From the Grandview Beach bluff collapse that claimed the lives of three local residents on August 2 to the drowning of a surfer near Moonlight Beach nine days later to the loss of a well-known, long-time local business owner and resident on September 24 and through the midnight fire that claimed four local business–death and destruction have interrupted what’s left of the idyllic Southern California small beach town life which motivated many to stay here and many more to move to this place.
Leucadia’s decades-long reputation as a tightly knit community of surfers and artists has been diminished by these recent losses. As the picturesque eucalyptus canopy over Coast Highway disappears and as LA trust fund children and grand children pack the local watering holes and city streets with two different kinds of traffic, the new doesn’t necessarily arrive as a pair with the word “improved.”
In addition to the three lost lives at Grandview and the drowning near Moonlight, the sudden death of Morgan Mallory handed Leucadia another loss. Owner of the Corner Frame Shop and Gallery, advocate for the arts, and a positive presence as a member of a number of City committees, Mallory was one of those people whose attitudes, interests, and behaviors spelled Leucadia all day.
Less than a week after we lost Mallory, Leucadia lost four small businesses to fire. One was another iconic art gallery and t-shirt shop, one was a local photographer’s gallery, one was a fledgling pie shop, and the other was a longtime vegetarian cafe. Shatto’s, Cali Life, Peace Pies, and Mozys are now chapters of Leucadia’s past. And based upon the probable costs for those business owners to rebuild, if a current local trend continues, it’s more likely that these establishments will be replaced by more soulless glass and metal buildings that will look more like the Orange County that Camp Pendleton has generally served as a buffer maintaining a bit of ground to separate conspicuous consumption from what virtually nobody here wants to resemble Newport Beach.
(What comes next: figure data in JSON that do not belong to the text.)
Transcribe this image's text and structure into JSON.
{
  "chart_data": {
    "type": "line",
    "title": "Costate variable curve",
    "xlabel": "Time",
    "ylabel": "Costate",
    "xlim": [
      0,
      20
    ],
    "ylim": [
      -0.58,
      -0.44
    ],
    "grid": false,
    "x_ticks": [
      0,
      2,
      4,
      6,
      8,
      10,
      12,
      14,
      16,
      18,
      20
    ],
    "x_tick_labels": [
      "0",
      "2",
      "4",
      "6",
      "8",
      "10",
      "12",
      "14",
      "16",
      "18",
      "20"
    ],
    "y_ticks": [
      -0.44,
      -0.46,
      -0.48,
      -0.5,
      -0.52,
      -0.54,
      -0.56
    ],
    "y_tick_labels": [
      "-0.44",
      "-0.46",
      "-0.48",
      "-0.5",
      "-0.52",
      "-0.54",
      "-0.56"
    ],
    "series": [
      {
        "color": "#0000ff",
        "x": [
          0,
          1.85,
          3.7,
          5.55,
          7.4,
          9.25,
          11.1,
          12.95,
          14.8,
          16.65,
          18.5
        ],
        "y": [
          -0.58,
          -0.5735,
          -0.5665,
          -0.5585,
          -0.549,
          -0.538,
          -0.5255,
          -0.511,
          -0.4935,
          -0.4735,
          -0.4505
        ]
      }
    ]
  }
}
Realistically, hanging on to the past and hoping for a community to stay as we’d like it to stay might be possible, but it’s not likely. As an idyllic Southern California locale characterized by a culture of art, a love of the sand and surf, and a generally peaceful small town vibe, Leucadia took some big hits during these past several weeks. And contrary to what some may assume, these recent hits were blows to the gut, not activities usually associated with a thriving green vegetable which some of us never thought we would see legalized.